Wednesday, November 16, 2011

Newsrooms can buy Facebook friends, but user engagement is not for sale

Poynter reporting:
The WFSB-TV Eyewitness News Team really wants to be liked. So much so that the Hartford, Connecticut television station is offering a generous reward for its newfound friends.
The CBS affiliate is running a contest this month on its Facebook page. Visitors who click the page’s “like” button can enter a drawing to win a new Nissan Maxima. So far, the station says about 20,000 people have responded, driving up the total number of likes on the WFSB Facebook page to more than 75,000.
“Facebook in general is a promotion tool to get people to watch us and go to our website,” said WFSB’s Executive Producer of Digital Content, Shannon Kane. “You want as many people to like you on Facebook, just like you want as many people to watch you on TV.”
While WFSB’s giveaway features an unusually extravagant prize, many TV stations are using contests and rewards to attract likes. This month (a “sweeps” month for Nielsen TV ratings), an Oklahoma City station is offering free DVDs to new Facebook likers, Baltimore’s ABC affiliate is handing out gasoline gift cards, while a Fort Myers, Florida station is giving away iPads each day through November 18.
There’s little doubt that the contests succeed in attracting likes.
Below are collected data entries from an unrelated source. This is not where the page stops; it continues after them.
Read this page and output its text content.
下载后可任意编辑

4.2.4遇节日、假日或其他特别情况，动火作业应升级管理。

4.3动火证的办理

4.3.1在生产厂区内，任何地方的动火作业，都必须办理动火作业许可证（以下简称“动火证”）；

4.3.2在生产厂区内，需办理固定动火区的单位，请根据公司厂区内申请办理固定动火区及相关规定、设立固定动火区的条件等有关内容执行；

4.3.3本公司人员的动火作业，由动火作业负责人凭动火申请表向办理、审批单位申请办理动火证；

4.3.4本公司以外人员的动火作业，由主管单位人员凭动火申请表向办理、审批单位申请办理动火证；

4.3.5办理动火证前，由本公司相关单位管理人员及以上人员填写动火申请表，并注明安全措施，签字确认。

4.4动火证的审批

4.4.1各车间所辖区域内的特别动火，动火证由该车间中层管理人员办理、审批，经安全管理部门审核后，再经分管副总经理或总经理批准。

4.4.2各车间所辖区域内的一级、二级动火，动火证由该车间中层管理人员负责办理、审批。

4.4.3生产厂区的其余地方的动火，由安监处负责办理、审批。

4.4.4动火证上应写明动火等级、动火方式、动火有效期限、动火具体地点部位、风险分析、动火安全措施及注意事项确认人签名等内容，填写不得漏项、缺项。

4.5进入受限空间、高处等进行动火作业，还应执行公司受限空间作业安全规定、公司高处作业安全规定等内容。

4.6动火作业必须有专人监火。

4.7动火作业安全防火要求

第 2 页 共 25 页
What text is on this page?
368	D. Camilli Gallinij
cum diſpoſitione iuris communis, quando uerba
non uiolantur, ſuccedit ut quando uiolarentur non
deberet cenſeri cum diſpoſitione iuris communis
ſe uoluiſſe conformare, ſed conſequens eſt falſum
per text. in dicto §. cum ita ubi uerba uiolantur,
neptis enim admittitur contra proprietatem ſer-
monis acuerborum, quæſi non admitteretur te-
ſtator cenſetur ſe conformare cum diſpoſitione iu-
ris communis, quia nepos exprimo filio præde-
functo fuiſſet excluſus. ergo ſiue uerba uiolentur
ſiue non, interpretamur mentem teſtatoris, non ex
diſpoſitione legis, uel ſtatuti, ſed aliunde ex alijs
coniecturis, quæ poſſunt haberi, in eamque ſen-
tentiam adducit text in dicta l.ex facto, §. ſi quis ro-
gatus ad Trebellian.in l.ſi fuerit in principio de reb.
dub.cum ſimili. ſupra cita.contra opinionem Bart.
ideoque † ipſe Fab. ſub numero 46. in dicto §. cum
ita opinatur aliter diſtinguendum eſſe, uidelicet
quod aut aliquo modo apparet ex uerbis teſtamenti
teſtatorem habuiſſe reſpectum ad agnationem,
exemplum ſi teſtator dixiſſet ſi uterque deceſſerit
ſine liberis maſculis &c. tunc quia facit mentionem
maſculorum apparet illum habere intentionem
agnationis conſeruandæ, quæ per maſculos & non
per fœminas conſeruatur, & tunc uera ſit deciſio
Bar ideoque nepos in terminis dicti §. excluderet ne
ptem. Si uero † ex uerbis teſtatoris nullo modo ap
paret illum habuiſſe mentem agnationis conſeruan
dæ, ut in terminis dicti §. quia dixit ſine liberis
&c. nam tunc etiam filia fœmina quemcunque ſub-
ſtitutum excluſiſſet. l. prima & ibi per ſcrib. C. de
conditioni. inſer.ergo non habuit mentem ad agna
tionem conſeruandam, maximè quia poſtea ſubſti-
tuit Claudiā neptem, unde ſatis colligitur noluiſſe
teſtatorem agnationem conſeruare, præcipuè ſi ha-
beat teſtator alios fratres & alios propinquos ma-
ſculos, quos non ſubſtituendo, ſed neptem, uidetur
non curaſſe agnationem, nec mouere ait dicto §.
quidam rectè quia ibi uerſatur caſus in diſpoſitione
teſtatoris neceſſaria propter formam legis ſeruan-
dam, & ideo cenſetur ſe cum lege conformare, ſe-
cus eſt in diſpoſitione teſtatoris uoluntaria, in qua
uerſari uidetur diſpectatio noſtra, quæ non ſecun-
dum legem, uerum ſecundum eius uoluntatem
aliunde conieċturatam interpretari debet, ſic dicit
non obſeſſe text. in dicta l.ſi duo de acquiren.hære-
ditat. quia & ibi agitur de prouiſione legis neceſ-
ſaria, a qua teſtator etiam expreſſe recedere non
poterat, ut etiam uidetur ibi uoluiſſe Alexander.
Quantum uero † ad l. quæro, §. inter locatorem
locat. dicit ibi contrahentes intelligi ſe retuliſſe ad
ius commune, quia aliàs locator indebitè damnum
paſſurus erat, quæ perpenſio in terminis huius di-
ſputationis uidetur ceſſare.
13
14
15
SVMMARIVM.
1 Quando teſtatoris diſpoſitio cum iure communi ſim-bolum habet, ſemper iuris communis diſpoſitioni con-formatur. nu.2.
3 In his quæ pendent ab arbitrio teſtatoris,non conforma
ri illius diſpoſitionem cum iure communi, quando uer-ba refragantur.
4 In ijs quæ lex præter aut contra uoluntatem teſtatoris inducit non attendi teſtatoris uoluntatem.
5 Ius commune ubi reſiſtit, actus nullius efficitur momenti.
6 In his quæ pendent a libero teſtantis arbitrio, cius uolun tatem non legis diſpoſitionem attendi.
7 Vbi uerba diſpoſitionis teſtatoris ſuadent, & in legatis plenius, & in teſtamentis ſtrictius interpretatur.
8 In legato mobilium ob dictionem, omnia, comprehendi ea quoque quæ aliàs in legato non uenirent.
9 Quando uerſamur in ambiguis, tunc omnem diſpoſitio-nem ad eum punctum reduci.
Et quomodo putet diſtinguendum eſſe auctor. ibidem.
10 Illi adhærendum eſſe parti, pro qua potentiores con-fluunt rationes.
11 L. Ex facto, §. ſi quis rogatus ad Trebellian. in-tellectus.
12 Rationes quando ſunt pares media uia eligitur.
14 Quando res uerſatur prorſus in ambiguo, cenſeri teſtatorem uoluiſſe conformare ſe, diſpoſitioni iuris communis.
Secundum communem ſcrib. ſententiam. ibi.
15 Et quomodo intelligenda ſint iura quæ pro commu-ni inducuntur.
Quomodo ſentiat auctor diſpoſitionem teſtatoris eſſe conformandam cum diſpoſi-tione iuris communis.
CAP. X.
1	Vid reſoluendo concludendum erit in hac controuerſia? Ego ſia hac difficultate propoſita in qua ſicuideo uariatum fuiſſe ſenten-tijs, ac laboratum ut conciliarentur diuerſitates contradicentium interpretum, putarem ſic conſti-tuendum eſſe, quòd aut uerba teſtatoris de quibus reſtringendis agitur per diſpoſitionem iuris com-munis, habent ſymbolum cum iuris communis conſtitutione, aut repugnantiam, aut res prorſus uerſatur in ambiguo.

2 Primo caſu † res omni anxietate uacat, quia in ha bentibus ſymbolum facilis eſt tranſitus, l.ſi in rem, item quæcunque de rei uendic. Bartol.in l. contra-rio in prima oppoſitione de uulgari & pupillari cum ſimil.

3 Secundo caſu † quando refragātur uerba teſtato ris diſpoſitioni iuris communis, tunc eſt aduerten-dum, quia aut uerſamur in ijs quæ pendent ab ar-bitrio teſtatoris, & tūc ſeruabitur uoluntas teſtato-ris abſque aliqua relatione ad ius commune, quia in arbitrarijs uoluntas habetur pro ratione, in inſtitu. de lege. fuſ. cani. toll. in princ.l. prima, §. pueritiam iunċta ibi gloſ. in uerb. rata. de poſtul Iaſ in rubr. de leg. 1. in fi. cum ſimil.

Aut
The Milwaukee Journal Sentinel reported that the local NBC station doubled its Facebook likes with an iPad promotion this month. And a Cleveland station last year attracted 44,000 likes by providing a different kind of incentive: It offered to donate money to the Animal Protective League and give pets “a second chance at life” if 100,000 viewers friended the station on Facebook.  (Though the station fell short of its Facebook goal, it donated $2,500 anyway.)
But less clear is whether the contests and incentives increase stations’ television ratings, website traffic, or level of engagement with their viewers.
“Just because you have a million likes, that doesn’t necessarily equal real results,” said Eric Kuhn, a social media agent for United Talent Agency and a former Audience Interaction Producer at CNN.